Het is een aantrekkelijk pand met een mooi uitgewerkte kroonlijst en een houten pui waarin gesneden deur en vensteromlijstingen, uit het 1e kwart van de 19e eeuw. Ook is er nog een prachtige kussendeur aanwezig die toegang geeft tot de drie bovenwoningen.
Na de aanleg van de metrolijn hebben we het pand in 1984 gerestaureerd. De voormalige winkelruimte op de begane grond was door de vorige eigenaar opgedeeld voor de huisvesting van gastarbeiders. We hebben er weer een mooie bedrijfsruimte van gemaakt, waar momenteel een acupuncturist huist.
Verder zijn er drie bovenwoningen die een fraai uitzicht bieden over de lengteas van de Kromme Waal in de richting van Het Scheepvaarthuis over de Waalseilandsgracht.
Restaureren met obstakels
Omdat de fundering van dit pand moest worden vernieuwd, werd destijds besloten tegelijkertijd het souterrain en de begane grondverdieping aan te pakken. Talrijke obstakels in de grond zorgden voor vertraging bij het aanbrengen van de nieuwe funderingspalen. Tegelijk met de werkzaamheden in de kelder werd een aanvang gemaakt met het herstel van de vóór- en achtergevel. Onder het stucwerk van de achtergevel bleken ontlastingsbogen te zitten, die doen vermoeden dat deze achtergevel in elk geval oorspronkelijk als pakhuis-gevel is gebouwd. Naderhand zijn, ten gerieve van de bewoners, her en der lichtkozijnen ingebroken.
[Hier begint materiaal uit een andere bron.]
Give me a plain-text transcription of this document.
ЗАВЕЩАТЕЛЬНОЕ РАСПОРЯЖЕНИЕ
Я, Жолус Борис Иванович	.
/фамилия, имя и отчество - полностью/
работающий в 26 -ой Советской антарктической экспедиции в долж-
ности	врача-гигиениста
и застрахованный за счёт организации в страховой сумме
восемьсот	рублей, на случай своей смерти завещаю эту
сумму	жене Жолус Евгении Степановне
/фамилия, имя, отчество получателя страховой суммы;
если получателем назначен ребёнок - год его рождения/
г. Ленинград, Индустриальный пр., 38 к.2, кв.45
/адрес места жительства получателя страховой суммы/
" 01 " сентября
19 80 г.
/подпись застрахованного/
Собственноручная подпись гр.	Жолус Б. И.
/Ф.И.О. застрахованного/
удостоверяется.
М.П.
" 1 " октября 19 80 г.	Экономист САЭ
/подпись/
Toen de fundering gereed was, werd een balansconstructie ontworpen om de voorgevel op te vangen. De 19e-eeuwse onderpui, welke geheel verrot was, kon daarna worden verwijderd en vernieuwd. Een extra probleem werd veroorzaakt door het feit dat het pand tijdens de verbouw bewoond is gebleven. De ingrepen aan de gevels en de stutconstructie brachten uiteraard voor de huurders de nodige ongemakken met zich mee.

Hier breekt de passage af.